Keterlibatan Publik yang Minim
Munculnya polemik di kalangan masyarakat ini bisa saja dikarenakan tidak dilibatkan partisipasi publik dan profesi yang terkait dengan pendidikan dalam penyusunan Rancangan Undang Undang. Padahal, guru dan dosen adalah profesi terdepan dalam menunjang kualitas pendidikan di Indonesia. Terlebih, Rancangan Undang Undang ini juga akan Rancangan Undang Undang sapu jagat (omnibus law) yang rencananya bakal mencabut dan mengintegrasikan 3 undang-undang sebelumnya yang berhubungan dengan pendidikan. Ketiga undang-undang tersebut adalah Undang Undang Nomor 20 Tahun 2003 tentang SISDIKNAS, Undang Undang Nomor 14 Tahun 2005 tentang Guru dan Dosen, dan Undang Undang Nomor 12 Tahun 2012 tentang pendidikan tinggi.
ADVERTISEMENT
Komisi X DPR RI Belum Menerima Draft Resmi
Dibalik dari banyaknya polemik yang beredar di kalangan guru dan praktisi pendidikan, nyatanya Komisi X DPR RI sebagai mitra kerja Pemerintah dalam hal ini KEMENDIKBUD RISTEK belum menerima draft secara resmi dari Kementerian.
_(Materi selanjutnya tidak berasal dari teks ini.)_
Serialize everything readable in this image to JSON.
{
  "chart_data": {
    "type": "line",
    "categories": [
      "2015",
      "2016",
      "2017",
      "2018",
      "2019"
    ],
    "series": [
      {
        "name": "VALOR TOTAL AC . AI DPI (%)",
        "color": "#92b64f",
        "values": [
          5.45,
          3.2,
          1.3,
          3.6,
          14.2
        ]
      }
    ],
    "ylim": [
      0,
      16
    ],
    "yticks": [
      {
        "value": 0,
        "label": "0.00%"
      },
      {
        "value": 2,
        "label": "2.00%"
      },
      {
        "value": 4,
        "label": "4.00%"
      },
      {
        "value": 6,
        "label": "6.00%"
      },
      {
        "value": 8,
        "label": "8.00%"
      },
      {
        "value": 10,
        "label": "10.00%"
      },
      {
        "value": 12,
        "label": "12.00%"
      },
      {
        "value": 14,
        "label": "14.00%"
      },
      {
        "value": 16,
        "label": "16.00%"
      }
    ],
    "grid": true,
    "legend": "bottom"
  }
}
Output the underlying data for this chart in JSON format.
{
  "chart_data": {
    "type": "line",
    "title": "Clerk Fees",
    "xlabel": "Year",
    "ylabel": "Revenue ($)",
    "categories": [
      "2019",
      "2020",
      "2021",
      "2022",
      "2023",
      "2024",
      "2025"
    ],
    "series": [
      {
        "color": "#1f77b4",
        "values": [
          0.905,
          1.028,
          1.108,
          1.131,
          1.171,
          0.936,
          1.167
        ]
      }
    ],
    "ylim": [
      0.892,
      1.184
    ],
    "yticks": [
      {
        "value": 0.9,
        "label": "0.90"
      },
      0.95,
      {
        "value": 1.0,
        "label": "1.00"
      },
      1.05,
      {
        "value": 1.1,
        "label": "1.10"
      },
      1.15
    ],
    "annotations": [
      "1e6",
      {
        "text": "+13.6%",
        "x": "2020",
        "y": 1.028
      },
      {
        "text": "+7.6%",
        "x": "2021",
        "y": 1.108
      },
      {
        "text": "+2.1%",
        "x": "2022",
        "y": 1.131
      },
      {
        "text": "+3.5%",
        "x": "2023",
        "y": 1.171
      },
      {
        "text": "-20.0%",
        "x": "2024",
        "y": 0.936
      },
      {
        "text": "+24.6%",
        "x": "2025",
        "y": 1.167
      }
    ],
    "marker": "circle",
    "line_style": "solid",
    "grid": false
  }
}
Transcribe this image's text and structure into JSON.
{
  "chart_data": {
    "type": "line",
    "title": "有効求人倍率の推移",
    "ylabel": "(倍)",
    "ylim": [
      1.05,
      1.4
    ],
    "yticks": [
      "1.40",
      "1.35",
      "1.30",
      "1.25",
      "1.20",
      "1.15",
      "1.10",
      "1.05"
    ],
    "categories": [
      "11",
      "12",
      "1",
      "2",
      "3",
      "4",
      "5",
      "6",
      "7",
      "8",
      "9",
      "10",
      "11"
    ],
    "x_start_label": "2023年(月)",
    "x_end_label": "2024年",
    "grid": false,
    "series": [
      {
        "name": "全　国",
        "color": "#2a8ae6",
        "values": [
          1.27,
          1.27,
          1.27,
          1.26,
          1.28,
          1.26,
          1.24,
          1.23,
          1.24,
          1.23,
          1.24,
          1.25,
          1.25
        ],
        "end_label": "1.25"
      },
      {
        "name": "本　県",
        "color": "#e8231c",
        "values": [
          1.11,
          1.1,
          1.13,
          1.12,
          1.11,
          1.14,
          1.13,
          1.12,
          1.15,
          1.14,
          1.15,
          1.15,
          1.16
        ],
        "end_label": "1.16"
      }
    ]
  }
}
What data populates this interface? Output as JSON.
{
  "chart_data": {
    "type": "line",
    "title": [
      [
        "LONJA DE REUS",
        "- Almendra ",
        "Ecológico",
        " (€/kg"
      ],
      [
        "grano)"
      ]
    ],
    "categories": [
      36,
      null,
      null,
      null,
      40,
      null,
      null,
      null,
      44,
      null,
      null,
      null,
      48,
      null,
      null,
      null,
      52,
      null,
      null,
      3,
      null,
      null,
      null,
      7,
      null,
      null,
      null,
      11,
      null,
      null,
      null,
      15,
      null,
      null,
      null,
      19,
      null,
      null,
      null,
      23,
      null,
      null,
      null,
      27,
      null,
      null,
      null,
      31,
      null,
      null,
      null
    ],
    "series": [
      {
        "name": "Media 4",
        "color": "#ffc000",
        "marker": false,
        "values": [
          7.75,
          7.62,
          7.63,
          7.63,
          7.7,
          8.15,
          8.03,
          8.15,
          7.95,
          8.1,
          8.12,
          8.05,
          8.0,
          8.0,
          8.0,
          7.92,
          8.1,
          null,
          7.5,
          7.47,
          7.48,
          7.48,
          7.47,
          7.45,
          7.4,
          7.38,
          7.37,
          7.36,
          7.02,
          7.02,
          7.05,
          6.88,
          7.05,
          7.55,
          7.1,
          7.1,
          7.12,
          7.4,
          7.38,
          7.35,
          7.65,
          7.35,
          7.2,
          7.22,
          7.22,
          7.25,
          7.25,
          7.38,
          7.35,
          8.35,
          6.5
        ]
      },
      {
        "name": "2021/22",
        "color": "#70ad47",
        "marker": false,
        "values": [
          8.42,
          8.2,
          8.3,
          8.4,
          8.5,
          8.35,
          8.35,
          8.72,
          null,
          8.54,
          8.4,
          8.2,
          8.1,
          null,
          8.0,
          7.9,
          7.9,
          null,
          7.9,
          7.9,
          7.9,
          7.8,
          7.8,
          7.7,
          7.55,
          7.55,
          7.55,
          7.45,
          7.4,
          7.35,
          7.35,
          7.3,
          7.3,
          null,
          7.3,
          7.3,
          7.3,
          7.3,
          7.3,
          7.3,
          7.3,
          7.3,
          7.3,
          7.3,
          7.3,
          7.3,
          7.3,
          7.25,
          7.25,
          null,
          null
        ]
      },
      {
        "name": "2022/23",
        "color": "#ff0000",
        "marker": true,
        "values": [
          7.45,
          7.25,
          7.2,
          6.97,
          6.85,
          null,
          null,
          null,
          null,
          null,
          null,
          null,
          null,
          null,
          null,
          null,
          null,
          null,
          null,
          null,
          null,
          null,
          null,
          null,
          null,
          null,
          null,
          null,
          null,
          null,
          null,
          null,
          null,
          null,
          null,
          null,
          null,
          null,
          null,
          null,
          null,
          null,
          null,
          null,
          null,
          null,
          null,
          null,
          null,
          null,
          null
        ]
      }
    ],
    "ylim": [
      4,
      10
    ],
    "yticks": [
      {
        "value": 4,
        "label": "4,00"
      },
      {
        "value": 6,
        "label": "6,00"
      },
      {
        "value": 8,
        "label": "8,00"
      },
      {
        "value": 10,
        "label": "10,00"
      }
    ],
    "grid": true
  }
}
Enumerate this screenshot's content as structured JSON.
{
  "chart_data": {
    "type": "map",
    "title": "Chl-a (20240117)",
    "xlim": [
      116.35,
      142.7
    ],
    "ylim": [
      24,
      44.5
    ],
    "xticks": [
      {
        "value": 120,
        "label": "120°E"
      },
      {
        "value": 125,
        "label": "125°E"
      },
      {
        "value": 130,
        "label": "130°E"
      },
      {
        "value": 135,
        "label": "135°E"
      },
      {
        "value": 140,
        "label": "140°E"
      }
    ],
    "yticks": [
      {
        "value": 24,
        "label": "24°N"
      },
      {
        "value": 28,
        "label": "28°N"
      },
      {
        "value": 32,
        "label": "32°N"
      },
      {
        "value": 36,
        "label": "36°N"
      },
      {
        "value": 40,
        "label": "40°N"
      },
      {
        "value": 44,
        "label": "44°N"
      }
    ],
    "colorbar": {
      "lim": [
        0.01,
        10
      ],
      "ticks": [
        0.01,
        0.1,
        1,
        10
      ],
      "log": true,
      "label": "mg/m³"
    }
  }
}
Ketua Komisi X DPR RI Syaiful Huda mengatakan bahwa pihaknya belum menerima draft RUU SISDIKNAS dari pemerintah. Beliau juga mengatakan bahwa Komisi X juga belum dapat memastikan RUU SISDIKNAS masuk dalam Program Legislatif Nasional (Prolegnas) tahun 2023 atau tahun 2024.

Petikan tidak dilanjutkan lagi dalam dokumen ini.